Другим понятием, которое я рискнул бы вытащить из омута трансцендентального, является понятие реальной действительности. Это понятие оказывается важным в связи с моей концепцией о неопределенности перевода. Я утверждал, что два различных перевода могут соответствовать всем возможностям поведения и, таким образом, не существует реальности, относительно которой тот или иной перевод можно признать верным. Подразумеваемое понятие реальности не является трансцендентальным или даже эпистемологическим, оно не связано с вопросом о наглядных свидетельствах. Это понятие относится к онтологии, к вопросу о реальности и должно истолковываться натуралистически в рамках нашей научной теории мира. Предположим, к примеру, что мы приняли физику элементарных частиц и установили совокупности или базисные состояния и отношения, в которых они могут находиться. Когда я утверждаю, что не существует объективной реальности, говоря, скажем, о двух конкурирующих переводах, то я имею при этом в виду, что оба перевода совместимы со всеми распределениями состояний и отношений элементарных частиц. Иными словами, они физически эквивалентны. Вряд ли стоит говорить о том, что у нас отсутствует способность выделять какие-то распределения микрофизических состояний и отношений. Я имею в виду физические условия, а не эмпирические критерии.
Именно в этом смысле я утверждаю, что не существует сущности, заставляющей нас интерпретировать любую человеческую онтологию так или, благодаря функциям замещения, иначе. Ничто человеческое, так сказать, не исключается. Мы можем изменить нашу собственную онтологию, сохранив все свидетельства, но при этом мы переходим от наших элементарных частиц к каким-то их заместителям и благодаря этому переинтерпретируем стандарты того, что считать сущностью.

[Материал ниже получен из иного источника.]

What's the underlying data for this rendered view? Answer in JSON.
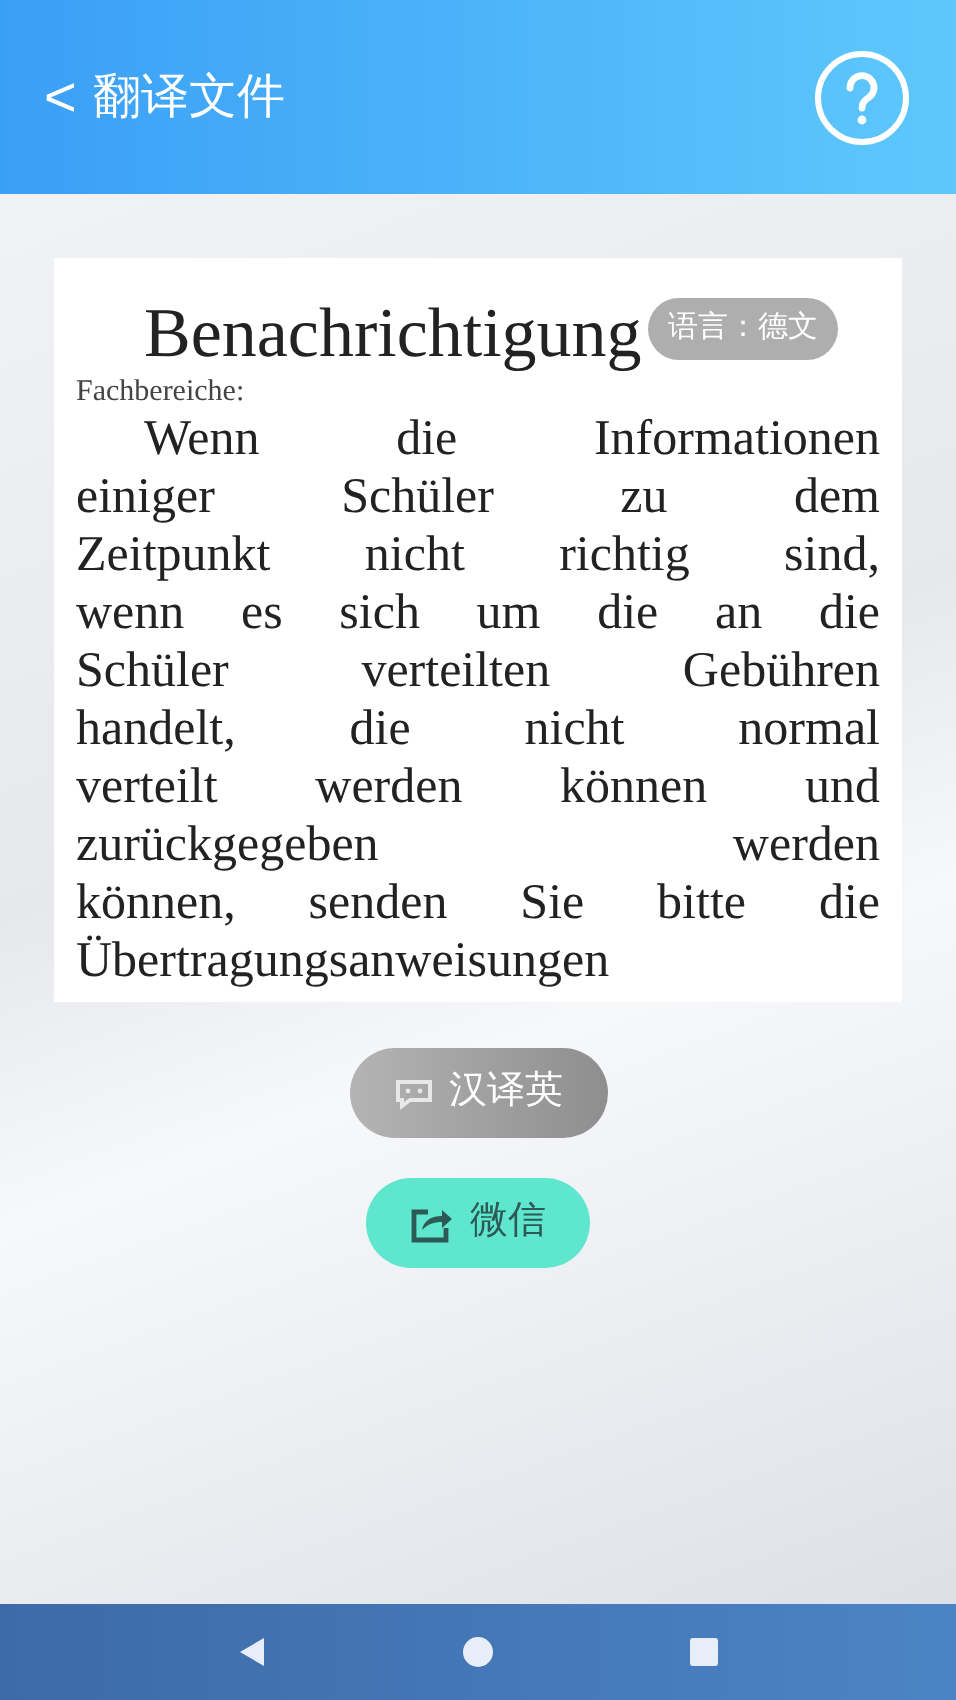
{
  "header": {
    "back": "<",
    "title": "翻译文件"
  },
  "document": {
    "title": "Benachrichtigung",
    "subtitle": "Fachbereiche:",
    "lines": [
      "Wenn die Informationen",
      "einiger Schüler zu dem",
      "Zeitpunkt nicht richtig sind,",
      "wenn es sich um die an die",
      "Schüler verteilten Gebühren",
      "handelt, die nicht normal",
      "verteilt werden können und",
      "zurückgegeben werden",
      "können, senden Sie bitte die",
      "Übertragungsanweisungen"
    ]
  },
  "language_badge": "语言：德文",
  "buttons": [
    {
      "kind": "translate",
      "label": "汉译英",
      "disabled": true
    },
    {
      "kind": "share",
      "label": "微信",
      "disabled": false
    }
  ]
}
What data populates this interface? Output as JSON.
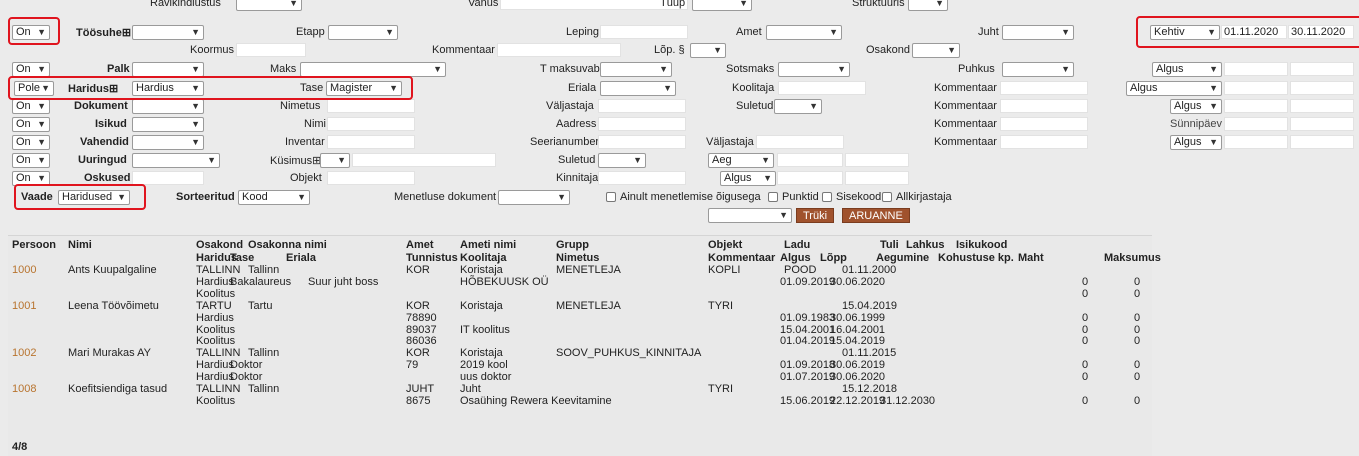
{
  "filters": {
    "ravikindlustus_label": "Ravikindlustus",
    "vanus_label": "Vanus",
    "tuup_label": "Tüüp",
    "struktuuris_label": "Struktuuris",
    "toosuhe_op": "On",
    "toosuhe_label": "Töösuhe⊞",
    "etapp_label": "Etapp",
    "leping_label": "Leping",
    "amet_label": "Amet",
    "juht_label": "Juht",
    "koormus_label": "Koormus",
    "kommentaar_label": "Kommentaar",
    "lop_label": "Lõp. §",
    "osakond_label": "Osakond",
    "palk_op": "On",
    "palk_label": "Palk",
    "maks_label": "Maks",
    "t_maksuvaba_label": "T maksuvaba",
    "sotsmaks_label": "Sotsmaks",
    "puhkus_label": "Puhkus",
    "haridus_op": "Pole",
    "haridus_label": "Haridus⊞",
    "haridus_value": "Hardius",
    "tase_label": "Tase",
    "tase_value": "Magister",
    "eriala_label": "Eriala",
    "koolitaja_label": "Koolitaja",
    "kommentaar2_label": "Kommentaar",
    "dokument_op": "On",
    "dokument_label": "Dokument",
    "nimetus_label": "Nimetus",
    "valjastaja_label": "Väljastaja",
    "suletud_label": "Suletud",
    "kommentaar3_label": "Kommentaar",
    "isikud_op": "On",
    "isikud_label": "Isikud",
    "nimi_label": "Nimi",
    "aadress_label": "Aadress",
    "kommentaar4_label": "Kommentaar",
    "vahendid_op": "On",
    "vahendid_label": "Vahendid",
    "inventar_label": "Inventar",
    "seerianumber_label": "Seerianumber",
    "valjastaja2_label": "Väljastaja",
    "kommentaar5_label": "Kommentaar",
    "uuringud_op": "On",
    "uuringud_label": "Uuringud",
    "kusimus_label": "Küsimus⊞",
    "suletud2_label": "Suletud",
    "aeg_value": "Aeg",
    "oskused_op": "On",
    "oskused_label": "Oskused",
    "objekt_label": "Objekt",
    "kinnitaja_label": "Kinnitaja",
    "algus_value": "Algus",
    "vaade_label": "Vaade",
    "vaade_value": "Haridused",
    "sorteeritud_label": "Sorteeritud",
    "sorteeritud_value": "Kood",
    "menetluse_label": "Menetluse dokument",
    "ainult_label": "Ainult menetlemise õigusega",
    "punktid_label": "Punktid",
    "sisekood_label": "Sisekood",
    "allkirjastaja_label": "Allkirjastaja",
    "truki_label": "Trüki",
    "aruanne_label": "ARUANNE"
  },
  "right_panel": {
    "kehtiv_value": "Kehtiv",
    "date_from": "01.11.2020",
    "date_to": "30.11.2020",
    "algus1": "Algus",
    "algus2": "Algus",
    "algus3": "Algus",
    "sunnipaev_label": "Sünnipäev",
    "algus4": "Algus"
  },
  "table": {
    "headers_row1": [
      "Persoon",
      "Nimi",
      "Osakond",
      "Osakonna nimi",
      "Amet",
      "Ameti nimi",
      "Grupp",
      "Objekt",
      "Ladu",
      "Tuli",
      "Lahkus",
      "Isikukood"
    ],
    "headers_row2": [
      "Haridus",
      "Tase",
      "Eriala",
      "Tunnistus",
      "Koolitaja",
      "Nimetus",
      "Kommentaar",
      "Algus",
      "Lõpp",
      "Aegumine",
      "Kohustuse kp.",
      "Maht",
      "Maksumus"
    ],
    "rows": [
      {
        "type": "person",
        "persoon": "1000",
        "nimi": "Ants Kuupalgaline",
        "osakond": "TALLINN",
        "osakonna_nimi": "Tallinn",
        "amet": "KOR",
        "ameti_nimi": "Koristaja",
        "grupp": "MENETLEJA",
        "objekt": "KOPLI",
        "ladu": "POOD",
        "tuli": "01.11.2000",
        "lahkus": "",
        "maht": "",
        "maksumus": ""
      },
      {
        "type": "sub",
        "haridus": "Hardius",
        "tase": "Bakalaureus",
        "eriala": "Suur juht boss",
        "tunnistus": "",
        "koolitaja": "HÕBEKUUSK OÜ",
        "nimetus": "",
        "algus": "01.09.2019",
        "lopp": "30.06.2020",
        "aegumine": "",
        "maht": "0",
        "maksumus": "0"
      },
      {
        "type": "sub",
        "haridus": "Koolitus",
        "tase": "",
        "eriala": "",
        "tunnistus": "",
        "koolitaja": "",
        "nimetus": "",
        "algus": "",
        "lopp": "",
        "aegumine": "",
        "maht": "0",
        "maksumus": "0"
      },
      {
        "type": "person",
        "persoon": "1001",
        "nimi": "Leena Töövõimetu",
        "osakond": "TARTU",
        "osakonna_nimi": "Tartu",
        "amet": "KOR",
        "ameti_nimi": "Koristaja",
        "grupp": "MENETLEJA",
        "objekt": "TYRI",
        "ladu": "",
        "tuli": "15.04.2019",
        "lahkus": "",
        "maht": "",
        "maksumus": ""
      },
      {
        "type": "sub",
        "haridus": "Hardius",
        "tase": "",
        "eriala": "",
        "tunnistus": "78890",
        "koolitaja": "",
        "nimetus": "",
        "algus": "01.09.1983",
        "lopp": "30.06.1999",
        "aegumine": "",
        "maht": "0",
        "maksumus": "0"
      },
      {
        "type": "sub",
        "haridus": "Koolitus",
        "tase": "",
        "eriala": "",
        "tunnistus": "89037",
        "koolitaja": "IT koolitus",
        "nimetus": "",
        "algus": "15.04.2001",
        "lopp": "16.04.2001",
        "aegumine": "",
        "maht": "0",
        "maksumus": "0"
      },
      {
        "type": "sub",
        "haridus": "Koolitus",
        "tase": "",
        "eriala": "",
        "tunnistus": "86036",
        "koolitaja": "",
        "nimetus": "",
        "algus": "01.04.2019",
        "lopp": "15.04.2019",
        "aegumine": "",
        "maht": "0",
        "maksumus": "0"
      },
      {
        "type": "person",
        "persoon": "1002",
        "nimi": "Mari Murakas AY",
        "osakond": "TALLINN",
        "osakonna_nimi": "Tallinn",
        "amet": "KOR",
        "ameti_nimi": "Koristaja",
        "grupp": "SOOV_PUHKUS_KINNITAJA",
        "objekt": "",
        "ladu": "",
        "tuli": "01.11.2015",
        "lahkus": "",
        "maht": "",
        "maksumus": ""
      },
      {
        "type": "sub",
        "haridus": "Hardius",
        "tase": "Doktor",
        "eriala": "",
        "tunnistus": "79",
        "koolitaja": "2019 kool",
        "nimetus": "",
        "algus": "01.09.2018",
        "lopp": "30.06.2019",
        "aegumine": "",
        "maht": "0",
        "maksumus": "0"
      },
      {
        "type": "sub",
        "haridus": "Hardius",
        "tase": "Doktor",
        "eriala": "",
        "tunnistus": "",
        "koolitaja": "uus doktor",
        "nimetus": "",
        "algus": "01.07.2019",
        "lopp": "30.06.2020",
        "aegumine": "",
        "maht": "0",
        "maksumus": "0"
      },
      {
        "type": "person",
        "persoon": "1008",
        "nimi": "Koefitsiendiga tasud",
        "osakond": "TALLINN",
        "osakonna_nimi": "Tallinn",
        "amet": "JUHT",
        "ameti_nimi": "Juht",
        "grupp": "",
        "objekt": "TYRI",
        "ladu": "",
        "tuli": "15.12.2018",
        "lahkus": "",
        "maht": "",
        "maksumus": ""
      },
      {
        "type": "sub",
        "haridus": "Koolitus",
        "tase": "",
        "eriala": "",
        "tunnistus": "8675",
        "koolitaja": "Osaühing Rewera Keevitamine",
        "nimetus": "",
        "algus": "15.06.2019",
        "lopp": "22.12.2019",
        "aegumine": "31.12.2030",
        "maht": "0",
        "maksumus": "0"
      }
    ],
    "footer_count": "4/8"
  },
  "colors": {
    "accent_red": "#e0141e",
    "person_link": "#b8742f",
    "button_brown": "#a0522d"
  }
}
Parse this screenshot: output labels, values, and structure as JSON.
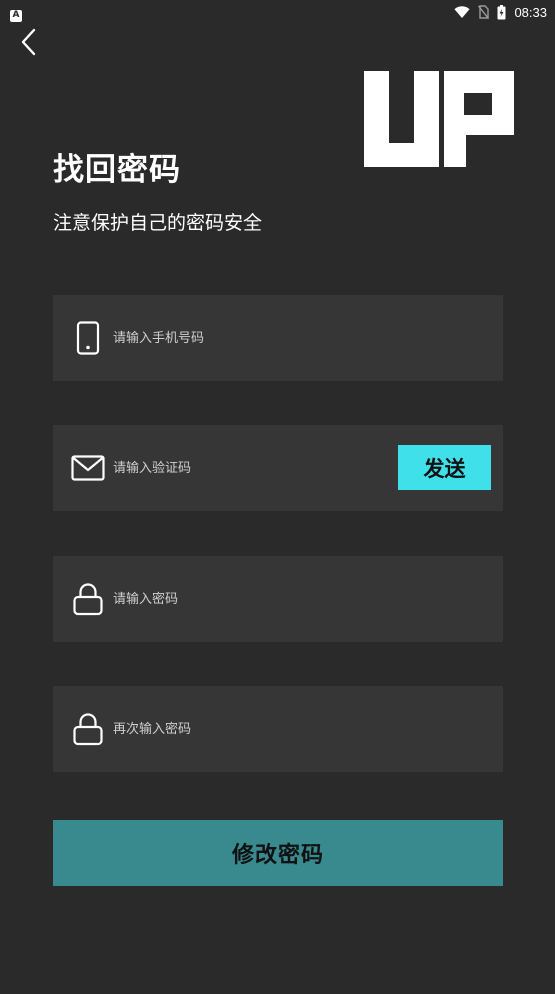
{
  "status_bar": {
    "app_glyph": "A",
    "time": "08:33",
    "icons": [
      "wifi-icon",
      "no-sim-icon",
      "battery-icon"
    ]
  },
  "header": {
    "back_icon": "chevron-left-icon",
    "logo_text": "UP"
  },
  "title": "找回密码",
  "subtitle": "注意保护自己的密码安全",
  "form": {
    "phone": {
      "icon": "phone-icon",
      "placeholder": "请输入手机号码",
      "value": ""
    },
    "code": {
      "icon": "mail-icon",
      "placeholder": "请输入验证码",
      "value": "",
      "send_label": "发送"
    },
    "password": {
      "icon": "lock-icon",
      "placeholder": "请输入密码",
      "value": ""
    },
    "confirm_password": {
      "icon": "lock-icon",
      "placeholder": "再次输入密码",
      "value": ""
    },
    "submit_label": "修改密码"
  },
  "colors": {
    "background": "#2a2a2b",
    "field_bg": "#363637",
    "send_button": "#3fe0ea",
    "submit_button": "#388a8f"
  }
}
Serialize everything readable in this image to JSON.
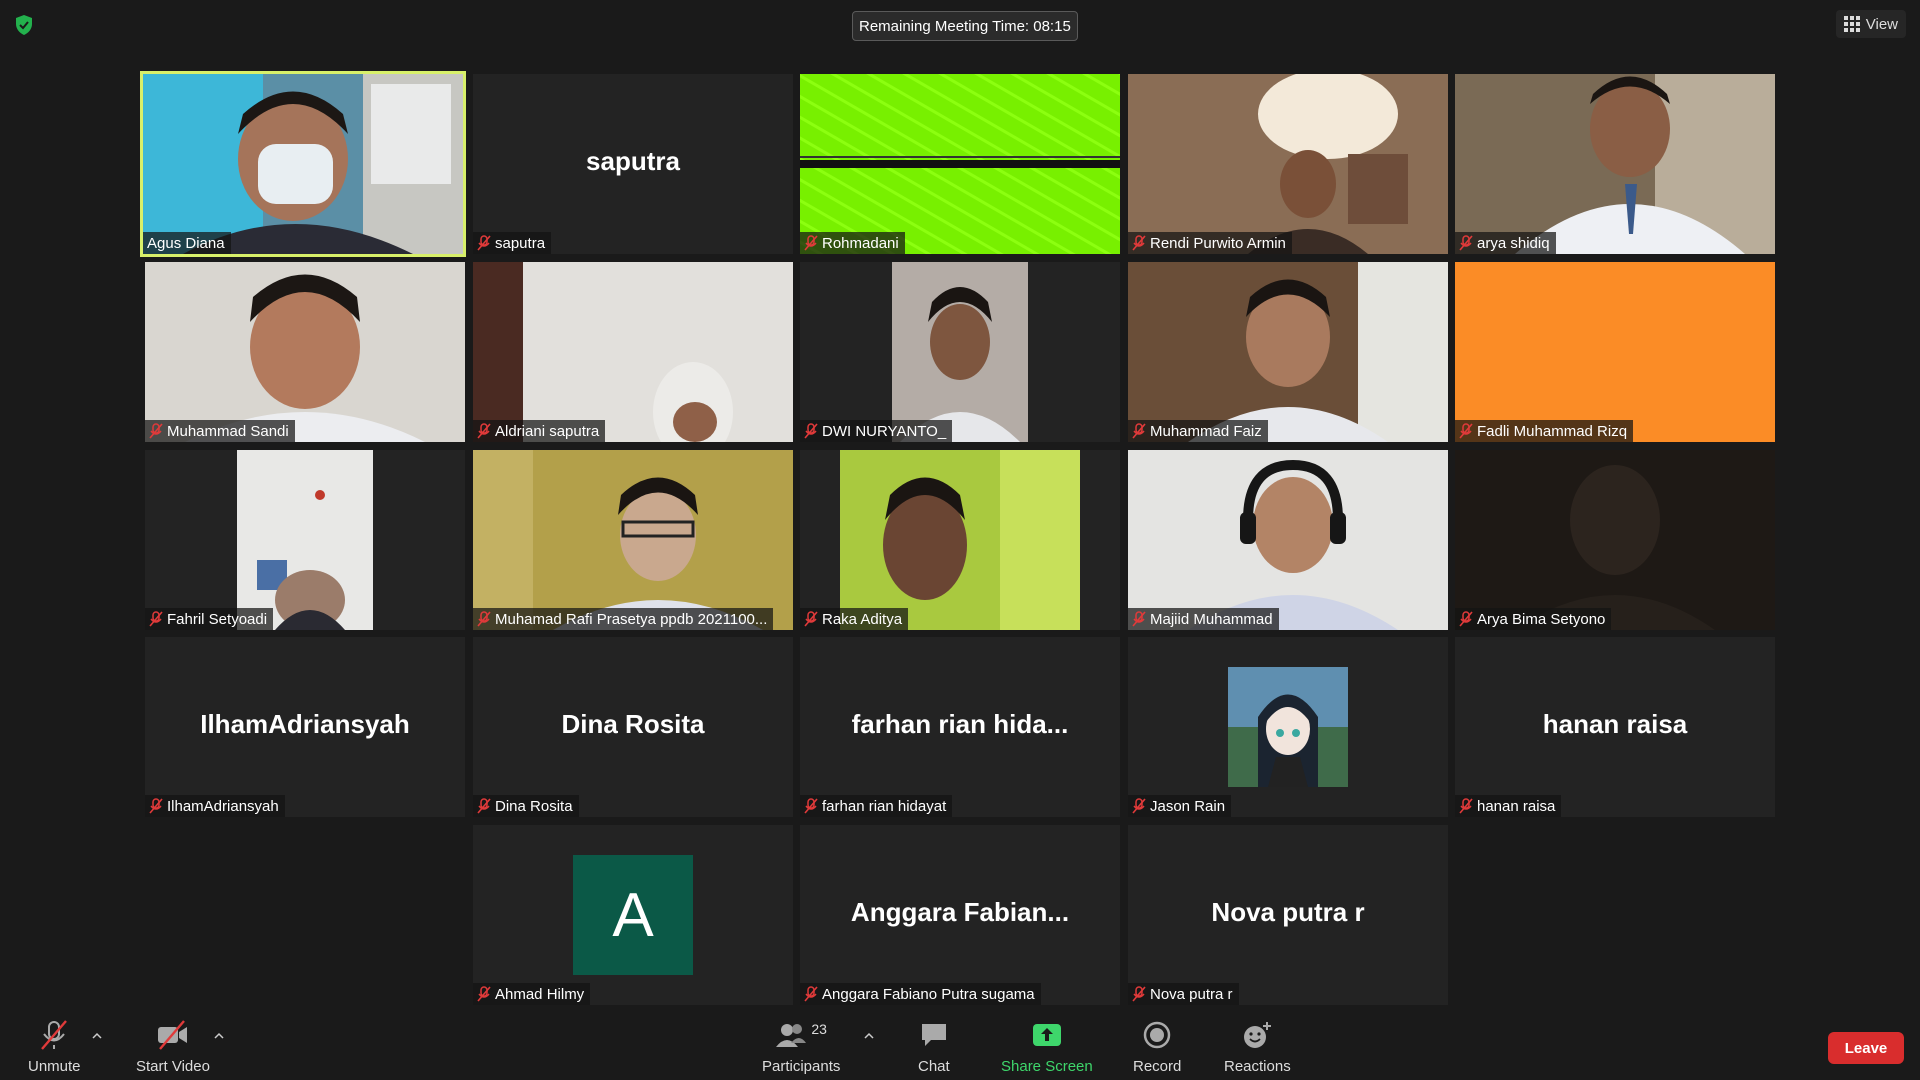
{
  "meeting": {
    "timer_label": "Remaining Meeting Time: 08:15",
    "view_label": "View"
  },
  "participants": [
    {
      "name": "Agus Diana",
      "muted": false,
      "type": "video"
    },
    {
      "name": "saputra",
      "big": "saputra",
      "muted": true,
      "type": "name"
    },
    {
      "name": "Rohmadani",
      "muted": true,
      "type": "video"
    },
    {
      "name": "Rendi Purwito Armin",
      "muted": true,
      "type": "video"
    },
    {
      "name": "arya shidiq",
      "muted": true,
      "type": "video"
    },
    {
      "name": "Muhammad Sandi",
      "muted": true,
      "type": "video"
    },
    {
      "name": "Aldriani saputra",
      "muted": true,
      "type": "video"
    },
    {
      "name": "DWI NURYANTO_",
      "muted": true,
      "type": "video"
    },
    {
      "name": "Muhammad Faiz",
      "muted": true,
      "type": "video"
    },
    {
      "name": "Fadli Muhammad Rizq",
      "muted": true,
      "type": "video"
    },
    {
      "name": "Fahril Setyoadi",
      "muted": true,
      "type": "video"
    },
    {
      "name": "Muhamad Rafi Prasetya ppdb 2021100...",
      "muted": true,
      "type": "video"
    },
    {
      "name": "Raka Aditya",
      "muted": true,
      "type": "video"
    },
    {
      "name": "Majiid Muhammad",
      "muted": true,
      "type": "video"
    },
    {
      "name": "Arya Bima Setyono",
      "muted": true,
      "type": "video"
    },
    {
      "name": "IlhamAdriansyah",
      "big": "IlhamAdriansyah",
      "muted": true,
      "type": "name"
    },
    {
      "name": "Dina Rosita",
      "big": "Dina Rosita",
      "muted": true,
      "type": "name"
    },
    {
      "name": "farhan rian hidayat",
      "big": "farhan  rian  hida...",
      "muted": true,
      "type": "name"
    },
    {
      "name": "Jason Rain",
      "muted": true,
      "type": "picture"
    },
    {
      "name": "hanan raisa",
      "big": "hanan raisa",
      "muted": true,
      "type": "name"
    },
    {
      "name": "Ahmad Hilmy",
      "initial": "A",
      "muted": true,
      "type": "initial"
    },
    {
      "name": "Anggara Fabiano Putra sugama",
      "big": "Anggara  Fabian...",
      "muted": true,
      "type": "name"
    },
    {
      "name": "Nova putra r",
      "big": "Nova putra r",
      "muted": true,
      "type": "name"
    }
  ],
  "toolbar": {
    "unmute": "Unmute",
    "start_video": "Start Video",
    "participants": "Participants",
    "participants_count": "23",
    "chat": "Chat",
    "share_screen": "Share Screen",
    "record": "Record",
    "reactions": "Reactions",
    "leave": "Leave"
  },
  "colors": {
    "background": "#1a1a1a",
    "active_speaker": "#d8f06a",
    "share_green": "#3ed66b",
    "leave_red": "#d92d2d",
    "muted_red": "#e03a3a"
  }
}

Подобно гравитации и электрическому заряду фактуальность есть внутреннее дело нашей теории природы.
1 Quine
W.V. О. Things and
Their Place in Theories. The Belknap Press of Harvard University Press. Camb.,
Mass., 1981, pp. 1 — 23. Перевод выполнен А. Л. Никифоровым.
2 По аналогии с “Ветрено”,
“Холодно” и т. п. здесь следовало бы сказать “Молочно”, но в русском языке это
не принято. Предложения английского языка “It's cold” (“Холодно”) и “It's milk”
(“Это есть молоко”) полностью совпадают по своей грамматической форме, в русских
же переводах появляется различие. К сожалению, расхождения подобного рода будут
встречаться довольно часто и иногда они способны затруднить понимание рассуждении
автора. — Прим. перев.
3 Утверждение о том. что
между именами и объектами существует одно-однозначное соответствие, т.е.- каждому
имени соответствует свой объект, а для каждого объекта имеется свое имя. — Прим.
перев.
4 Равномерно (лат.) —
Прим. перев.
5 См.,
например, мою книгу “Word and
Object”. Camb., Mass-: MIT Press, 1960, p. 170.
6 «Что будет, то будет”
(ит.) (слова известной песни) — Прим. перев.
7 Davidson
D. The Logical Form
of Action Sentences // The Logic of Action and Preference /Resher N. (ed.),
Pittsburgh, Pittsburgh University •Press, 1967, pp. 81-95.
8 Саrnар R. Physikalische Begriff Bildung. Karsruche, 1926.